David Honeyboy Edwards I’m Gonna Tell You Somethin’ That I Know (CD/DVD), Pro Sho Bidness
David “Honeyboy” Edwards was born in Mississippi in 1915 and lived a long life in the blues, which he called “a leading thing.” Son of a share cropper (“Papa didn’t make no money,” he says in his 1997 autobiography), and working in the fields from he was nine years old, Edwards became an itinerant bluesman, playing all over the Delta in juke joints, river boats and good-time houses, first recording in 1942, and eventually settling in Chicago as the blues went electric.
His friend and acquaintances in those early days read like a who’s who of the blues – Charlie Patton, Tommy Johnson, Big Joe Williams, Sonny Boy Williamson, Son House, Memphis Minnie and Robert Johnson. He experienced first hand the 1927 Mississippi River Flood, the Depression, Southern vagrancy laws (Honeyboy was imprisoned for a time working on a cotton farm for hitching a ride on a freight train), and the racial and economic problems of the Black community due to Jim Crow. Honeyboy Edwards really was the last living link to the early blues.
He recorded extensively, was inducted into the Blues Hall of Fame in 1996, and won a Grammy in 2007 for Best Traditional Blues Album. This CD and DVD set, entitled I’m Gonna Tell You Somethin’ That I Know, was recorded in September 2010, just eleven months before Edwards passed away. It’s a remarkable piece of blues history.
The disks capture around an hour of a performance by the bluesman, accompanied by Jeff Dale and the South Woodlawners, and Michael Frank in the G Spot in Los Angeles. The CD has 9 songs, the DVD 10, plus about 20 minutes of Edwards reminiscing about his early experience of the blues in the Mississippi Delta. This is priceless. He talks about playing with Robert Johnson when he was 21 and goes into Robert’s life and death in some detail. Johnson “was crazy ‘bout two things,” says Honeyboy, “women and whiskey.” His narrative about Johnson’s sad death speaks volumes about the situation of African Americans in the deep South at that time. “Same doctor that would come to a mule would come to you then.” Anyone who got seriously ill would likely die, for want of decent healthcare. Honeyboy’s own mother died at 32 of “dropsy” – or edema, often associated with malnutrition, and both preventable and curable.
We get details, too, about Charlie Patton (“a hell raiser”) and about Honeyboy’s own career – “been all over the world, Japan, Paris France…Turkey…can’t recall all the places I’ve been.” At 95 Edwards was both lucid and showed a remarkable memory for people, places and incidents long past.

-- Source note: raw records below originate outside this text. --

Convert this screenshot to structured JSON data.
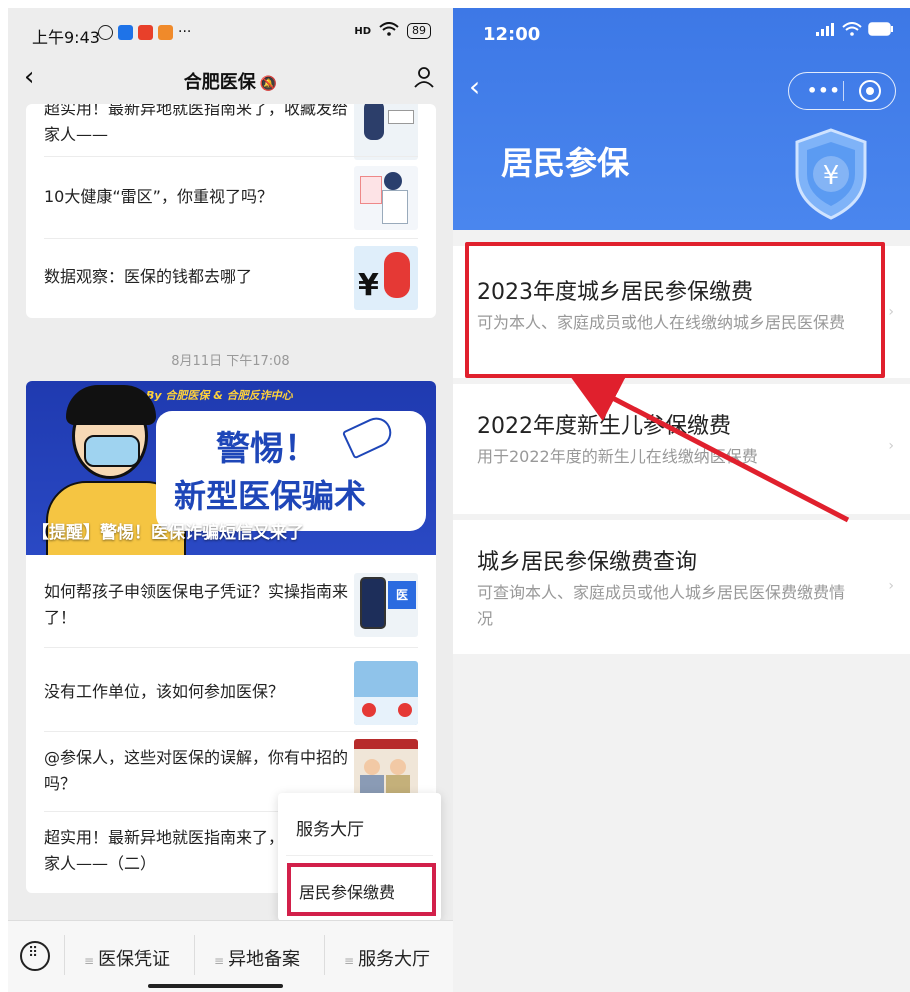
{
  "left": {
    "status": {
      "time": "上午9:43",
      "signal": "HD",
      "battery": "89"
    },
    "nav": {
      "title": "合肥医保"
    },
    "card1": {
      "items": [
        {
          "title": "超实用！最新异地就医指南来了，收藏发给家人——"
        },
        {
          "title": "10大健康“雷区”，你重视了吗？"
        },
        {
          "title": "数据观察：医保的钱都去哪了"
        }
      ]
    },
    "date": "8月11日 下午17:08",
    "banner": {
      "top_text": "By 合肥医保 & 合肥反诈中心",
      "line1": "警惕！",
      "line2": "新型医保骗术",
      "caption": "【提醒】警惕！医保诈骗短信又来了"
    },
    "card2": {
      "items": [
        {
          "title": "如何帮孩子申领医保电子凭证？实操指南来了！"
        },
        {
          "title": "没有工作单位，该如何参加医保？"
        },
        {
          "title": "@参保人，这些对医保的误解，你有中招的吗？"
        },
        {
          "title": "超实用！最新异地就医指南来了，收藏发给家人——（二）"
        }
      ]
    },
    "popup": {
      "item1": "服务大厅",
      "item2": "居民参保缴费"
    },
    "tabs": [
      "医保凭证",
      "异地备案",
      "服务大厅"
    ]
  },
  "right": {
    "status": {
      "time": "12:00"
    },
    "title": "居民参保",
    "items": [
      {
        "title": "2023年度城乡居民参保缴费",
        "sub": "可为本人、家庭成员或他人在线缴纳城乡居民医保费"
      },
      {
        "title": "2022年度新生儿参保缴费",
        "sub": "用于2022年度的新生儿在线缴纳医保费"
      },
      {
        "title": "城乡居民参保缴费查询",
        "sub": "可查询本人、家庭成员或他人城乡居民医保费缴费情况"
      }
    ],
    "shield_symbol": "¥"
  },
  "colors": {
    "highlight": "#e0202d",
    "header_blue": "#4a86ee",
    "popup_highlight": "#d2204a"
  }
}
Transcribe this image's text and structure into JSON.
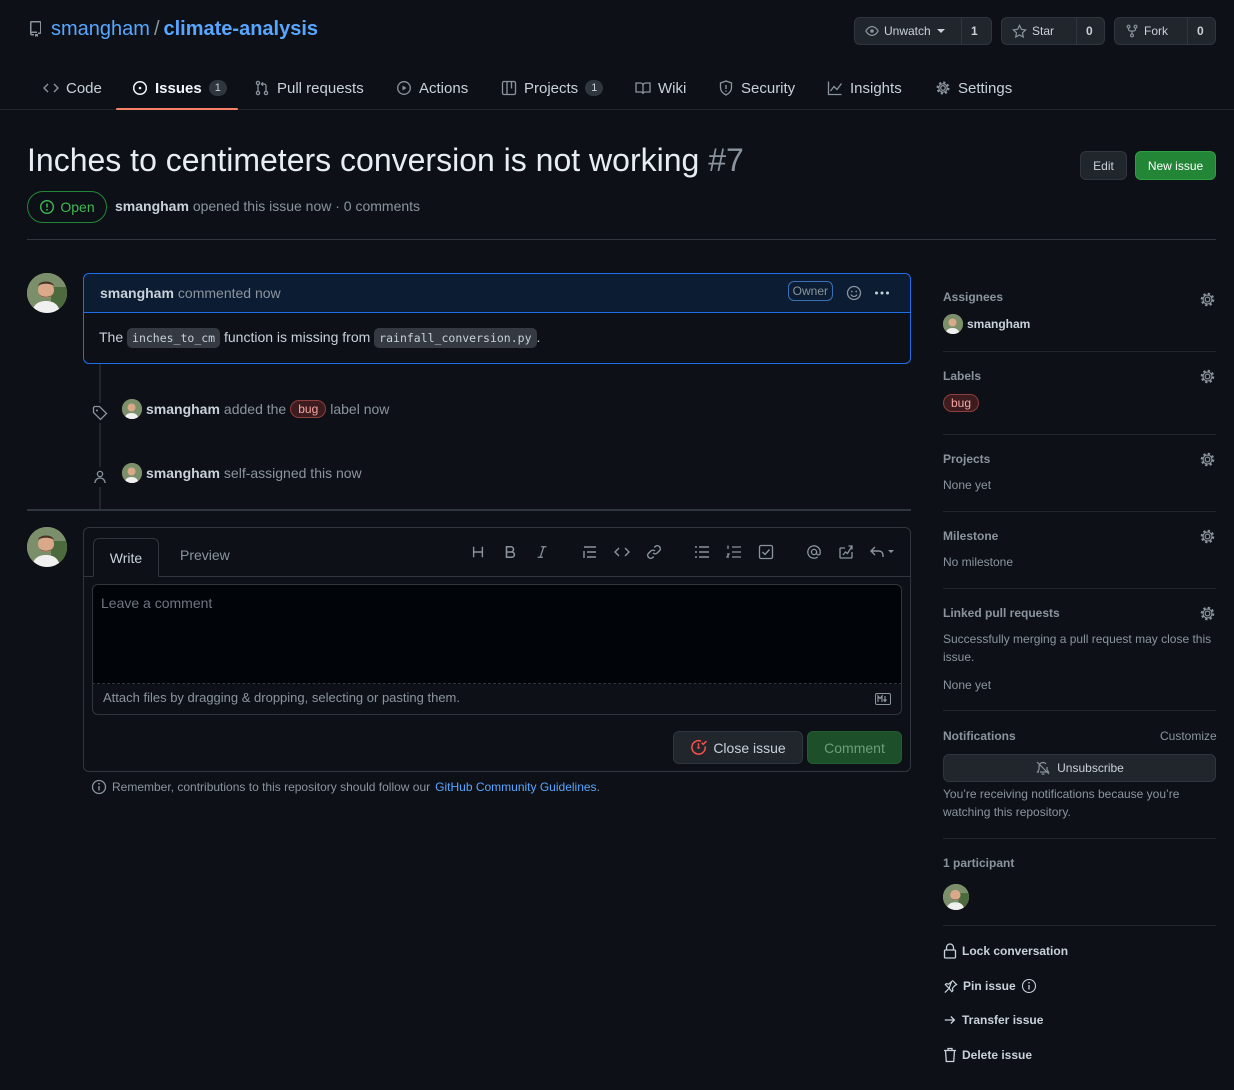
{
  "repo": {
    "owner": "smangham",
    "separator": "/",
    "name": "climate-analysis"
  },
  "header_buttons": {
    "watch": {
      "label": "Unwatch",
      "count": "1"
    },
    "star": {
      "label": "Star",
      "count": "0"
    },
    "fork": {
      "label": "Fork",
      "count": "0"
    }
  },
  "tabs": [
    {
      "label": "Code",
      "icon": "code-icon"
    },
    {
      "label": "Issues",
      "icon": "issue-icon",
      "count": "1",
      "active": true
    },
    {
      "label": "Pull requests",
      "icon": "pull-request-icon"
    },
    {
      "label": "Actions",
      "icon": "play-icon"
    },
    {
      "label": "Projects",
      "icon": "table-icon",
      "count": "1"
    },
    {
      "label": "Wiki",
      "icon": "book-icon"
    },
    {
      "label": "Security",
      "icon": "shield-icon"
    },
    {
      "label": "Insights",
      "icon": "graph-icon"
    },
    {
      "label": "Settings",
      "icon": "gear-icon"
    }
  ],
  "issue": {
    "title": "Inches to centimeters conversion is not working",
    "number": "#7",
    "state": "Open",
    "author": "smangham",
    "meta_text": "opened this issue now · 0 comments",
    "edit_label": "Edit",
    "new_issue_label": "New issue"
  },
  "comment": {
    "author": "smangham",
    "time_text": "commented now",
    "role": "Owner",
    "body_prefix": "The",
    "code1": "inches_to_cm",
    "body_mid": "function is missing from",
    "code2": "rainfall_conversion.py",
    "body_suffix": "."
  },
  "events": [
    {
      "author": "smangham",
      "pre": "added the",
      "label": "bug",
      "post": "label now"
    },
    {
      "author": "smangham",
      "text": "self-assigned this now"
    }
  ],
  "editor": {
    "tab_write": "Write",
    "tab_preview": "Preview",
    "placeholder": "Leave a comment",
    "attach_text": "Attach files by dragging & dropping, selecting or pasting them.",
    "close_label": "Close issue",
    "comment_label": "Comment"
  },
  "remember": {
    "text": "Remember, contributions to this repository should follow our",
    "link": "GitHub Community Guidelines",
    "suffix": "."
  },
  "sidebar": {
    "assignees_title": "Assignees",
    "assignee": "smangham",
    "labels_title": "Labels",
    "label": "bug",
    "projects_title": "Projects",
    "projects_value": "None yet",
    "milestone_title": "Milestone",
    "milestone_value": "No milestone",
    "linked_title": "Linked pull requests",
    "linked_desc": "Successfully merging a pull request may close this issue.",
    "linked_value": "None yet",
    "notifications_title": "Notifications",
    "customize": "Customize",
    "unsubscribe": "Unsubscribe",
    "notif_desc": "You’re receiving notifications because you’re watching this repository.",
    "participants_title": "1 participant",
    "lock": "Lock conversation",
    "pin": "Pin issue",
    "transfer": "Transfer issue",
    "delete": "Delete issue"
  },
  "colors": {
    "accent": "#58a6ff",
    "open_green": "#3fb950",
    "primary_button": "#238636",
    "tab_underline": "#f78166",
    "bug_label": "#f6a7a4"
  }
}
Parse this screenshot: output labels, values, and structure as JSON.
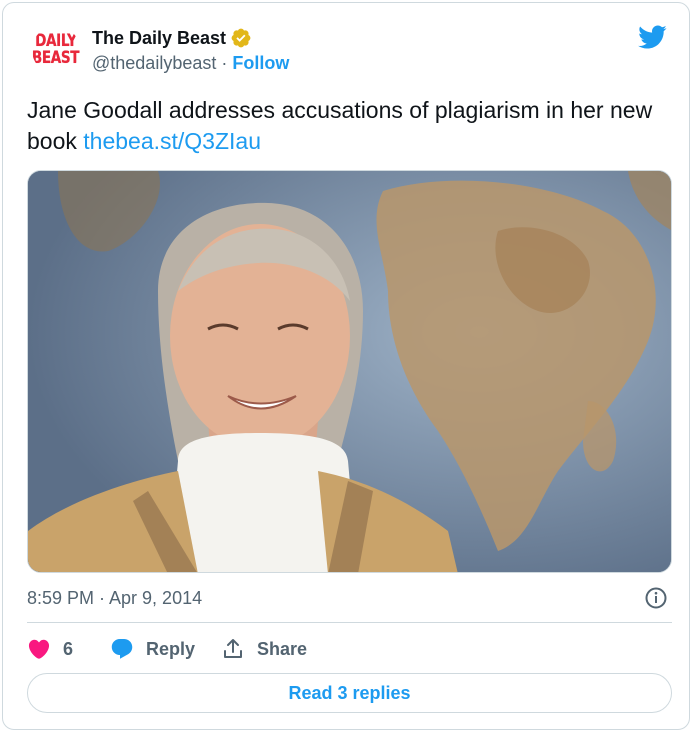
{
  "author": {
    "avatar_line1": "DAILY",
    "avatar_line2": "BEAST",
    "name": "The Daily Beast",
    "handle": "@thedailybeast",
    "separator": "·",
    "follow_label": "Follow"
  },
  "tweet": {
    "text": "Jane Goodall addresses accusations of plagiarism in her new book ",
    "link": "thebea.st/Q3ZIau"
  },
  "meta": {
    "timestamp": "8:59 PM · Apr 9, 2014"
  },
  "actions": {
    "like_count": "6",
    "reply_label": "Reply",
    "share_label": "Share"
  },
  "read_replies_label": "Read 3 replies",
  "colors": {
    "accent": "#1d9bf0",
    "like": "#f91880",
    "verified": "#e2b719",
    "brand_red": "#e8283b"
  },
  "icons": {
    "verified": "verified-badge-icon",
    "platform": "twitter-bird-icon",
    "info": "info-icon",
    "like": "heart-icon",
    "reply": "speech-bubble-icon",
    "share": "share-upload-icon"
  }
}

His performance in the gig is quite something as well. He launches into each song with a guitar introduction, whereupon the band joins in, sings with feeling and gives a short guitar solo on his Gibson Les Paul each time. Quite something for a nonagenarian. The DVD is nicely shot, with a kind of sepia tinge and the sound quality good. There are songs by Robert Lockwood Jr., Robert Johnson, Howlin’ Wolf, Muddy Waters and St. Louis Jimmy – a fine collection of classic blues. Sweet Home Chicago is part of the mix, usually attributed to Robert Johnson, but claimed by Honeyboy himself.
“The guitar kept me rolling a whole lot,” says Honeyboy. And it kept him rolling for over nine decades. “God learned me music. He gave me that gift…There ain’t no harm in playing blues, that’s a gift God gave me.” If you’re a blues fan, you don’t want to miss this performance of Honey Boy Edwards’ gift right at the end of his life.